Lors de ma dernière soirée à Lisbonne, je comptais initialement aller écouter du fado dans un restaurant que j’avais trouvé en ligne (le fado est un genre musical portugais empreint de mélancolie). En chemin, j’ai aperçu une file d’attente devant un autre établissement et je me suis placé à la suite. C’est ainsi que j’ai fait la connaissance de quatre nouveaux amis derrière moi, originaires respectivement de Colombie, d’Argentine, d’Italie et des États-Unis.

Entre eux, ils communiquaient principalement en italien et en espagnol (je ne pensais pas qu’ils pourraient se comprendre mutuellement ; décidément, les langues latines sont vraiment proches). Avec moi, ils passaient à l’anglais, même s’il fallait parfois compter sur notre ami américain pour traduire (une fois de plus, j’ai constaté qu’en Europe, c’est l’anglais qui est une langue minoritaire).

Le jeune Colombien était un petit influenceur. Ce soir-là, c’était l’anniversaire d’un chanteur, et nous avons chanté ensemble « Joyeux anniversaire ». Un peu plus tard, pris d’une soudaine inspiration, il nous a proposé d’expliquer chacun dans notre langue comment on disait « Joyeux anniversaire ». Sans aucune préparation, il a sorti son téléphone, s’est lancé dans un discours en espagnol, puis me l’a tendu. L’un après l’autre, nous avons donc tous été obligés d’improviser et de parler dans différentes langues.
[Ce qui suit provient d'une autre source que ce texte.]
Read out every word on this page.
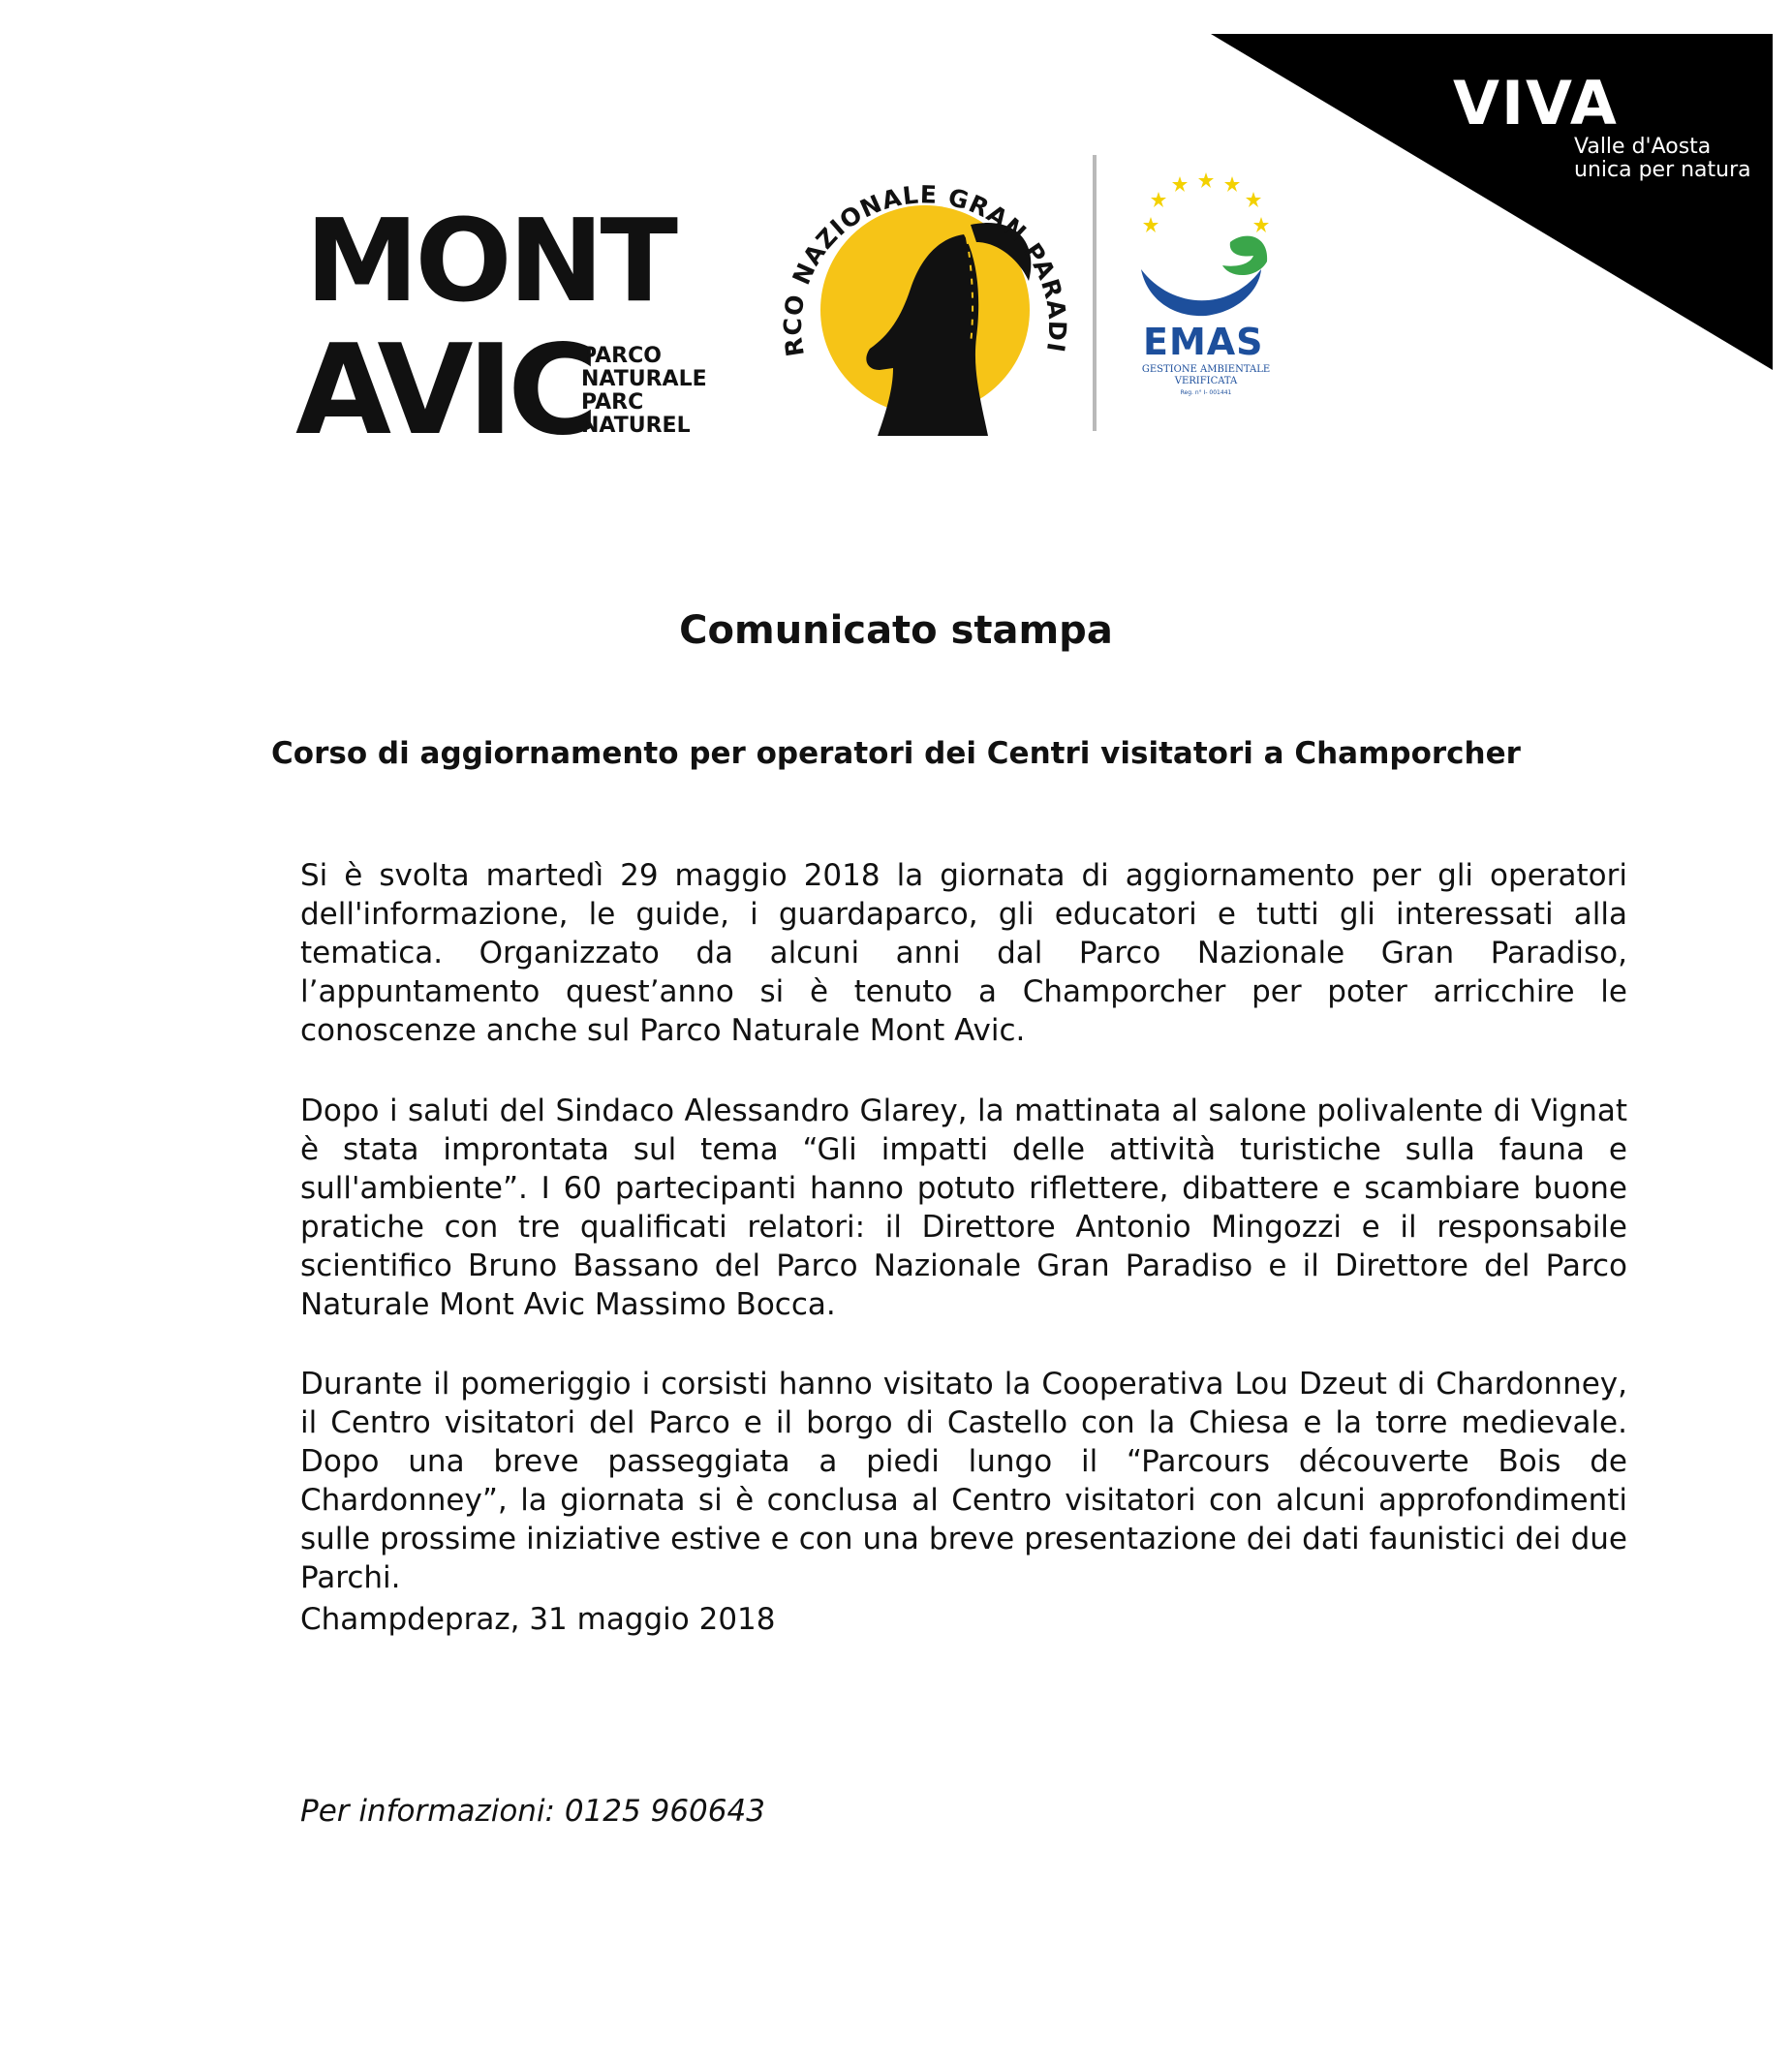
VIVA
Valle d'Aosta
unica per natura
MONT
AVIC
PARCO
NATURALE
PARC
NATUREL
RCO NAZIONALE GRAN PARADI EMAS
GESTIONE AMBIENTALE
VERIFICATA
Reg. n° I- 001441
Comunicato stampa
Corso di aggiornamento per operatori dei Centri visitatori a Champorcher

Si è svolta martedì 29 maggio 2018 la giornata di aggiornamento per gli operatori dell'informazione, le guide, i guardaparco, gli educatori e tutti gli interessati alla tematica. Organizzato da alcuni anni dal Parco Nazionale Gran Paradiso, l’appuntamento quest’anno si è tenuto a Champorcher per poter arricchire le conoscenze anche sul Parco Naturale Mont Avic.

Dopo i saluti del Sindaco Alessandro Glarey, la mattinata al salone polivalente di Vignat è stata improntata sul tema “Gli impatti delle attività turistiche sulla fauna e sull'ambiente”. I 60 partecipanti hanno potuto riflettere, dibattere e scambiare buone pratiche con tre qualificati relatori: il Direttore Antonio Mingozzi e il responsabile scientifico Bruno Bassano del Parco Nazionale Gran Paradiso e il Direttore del Parco Naturale Mont Avic Massimo Bocca.

Durante il pomeriggio i corsisti hanno visitato la Cooperativa Lou Dzeut di Chardonney, il Centro visitatori del Parco e il borgo di Castello con la Chiesa e la torre medievale. Dopo una breve passeggiata a piedi lungo il “Parcours découverte Bois de Chardonney”, la giornata si è conclusa al Centro visitatori con alcuni approfondimenti sulle prossime iniziative estive e con una breve presentazione dei dati faunistici dei due Parchi.

Champdepraz, 31 maggio 2018

Per informazioni: 0125 960643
Puis quelqu’un a parlé de tatouages. Le jeune homme m’a demandé si j’en avais, alors je leur ai montré la baleine, les étoiles et l’inscription carpe diem sur mon bras gauche (carpe diem est une expression latine qui signifie seize the day, « vivre l’instant présent » ; après avoir vu Le Cercle des poètes disparus, j’en avais fait ma devise). À ma grande surprise, il a levé son propre bras gauche : il portait exactement la même inscription, carpe diem, accompagnée d’un demi-soleil. Nous sommes restés stupéfaits, et notre ami américain a déclaré qu’il devait absolument nous prendre en photo.

Plus tard, je me suis dit que cela relevait tout simplement du destin. Quelle pouvait être la probabilité que nous, qui portions le même tatouage au même endroit, nous rendions au même moment dans le même pays et nous rencontrions devant le même restaurant ?

Autrefois, je pensais que la plupart des amitiés nouées en voyage ne pouvaient rester que superficielles. Pendant très longtemps, je n’ai donc pas voulu me faire d’amis au cours de mes voyages.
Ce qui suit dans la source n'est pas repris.